Later, in my kayak, I combed the shoreline looking for a snowmelt stream from which I could fill my water bottles. Tank water on a boat tastes like it sounds. So any chance I get, I gather water from a fast-rushing stream or even a trickle whose source is a mountain top, water filtered through moss, muskeg, spruce forest, rock. I compare the taste of different sources, some sweeter, some more acidic. One dry summer out in Prince William Sound, I even drank from muskeg rivulets, and after four months, my teeth were stained tan from tannin, and the dentist had to polish it off. Come to think of it, the same thing happened last summer, from chemo. Like Devil’s club, I consider drinking mountain water good medicine. Unlike Devil’s club, streams don’t leave me with imbedded spines, only aching cold hands, a sensation I love. Like being looked at by a wild animal, my hands or face or body in cold mountain water tells me I’m alive. I’ve taken showers under waterfalls in Prince William Sound, my arms a tight criss-cross over my chest, my head duck, my breath held, released in a yelp or whoop or scream with the first douse, and afterward, skin jangling, as though electrified. In college, I tried various illicit substances. Not one produced a high like a frigid waterfall shower or a plunge in deep green North Pacific Ocean water.

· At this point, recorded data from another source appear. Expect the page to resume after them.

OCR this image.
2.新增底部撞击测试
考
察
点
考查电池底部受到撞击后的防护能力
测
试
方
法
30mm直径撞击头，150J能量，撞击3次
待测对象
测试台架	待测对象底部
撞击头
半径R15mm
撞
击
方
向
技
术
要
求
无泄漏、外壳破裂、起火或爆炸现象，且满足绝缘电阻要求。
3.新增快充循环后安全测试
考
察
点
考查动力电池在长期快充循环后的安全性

A slight swell made its way into Agnes Cove, creating a surge. The sea rose up and down the steep rock sides of the bay like a lung. Little waterfalls slipped down the rocks, but there was no place safe to get out. Water, water everywhere. My thirst grew. I kayaked into a tiny cove just a little more protected by a rock out in its middle. There, the sea floor shallowed a bit from perpetual rock slides, so I could land. Looking for the best place, I almost drifted right into a harbor seal, a silver-headed, whiskered old man of the sea with eyes black and round as ink droplets, who popped up right off my bow, but didn’t startle. Just stared. Then sank, twisted his pale, speckled body, and drifted beneath the kayak, looking up as he passed. He surfaced on the other side of me, just a few feet away. His eyes looked right into mine. “Hello old man,” I said. He ducked down, twirled around me under the water again. For five minutes, we regarded each other. He danced beneath me. I spun my kayak. “I can’t do that,” I said, “it’s true. I see it. Only you can move like that.” Craig, in his kayak, appeared around the rock, and I signaled for him to stop. The seal swam over to him, repeated his gestures. Then Craig kayaked back to the boat, the seal following, and I clambered up the steep, grassy face to the waterfall. From the matted, tan grass, fiddleheads unfurled by the hundreds. Perhaps the sting of Devil's club is no different than the ache of cold water or the regard of a seal. I knelt down and held my hands under the water until I felt in every cell of my body the force of my life confirmed by the force of the life of the mountain. I dipped a canteen into a pool and drank and drank. I leaned down and washed my face.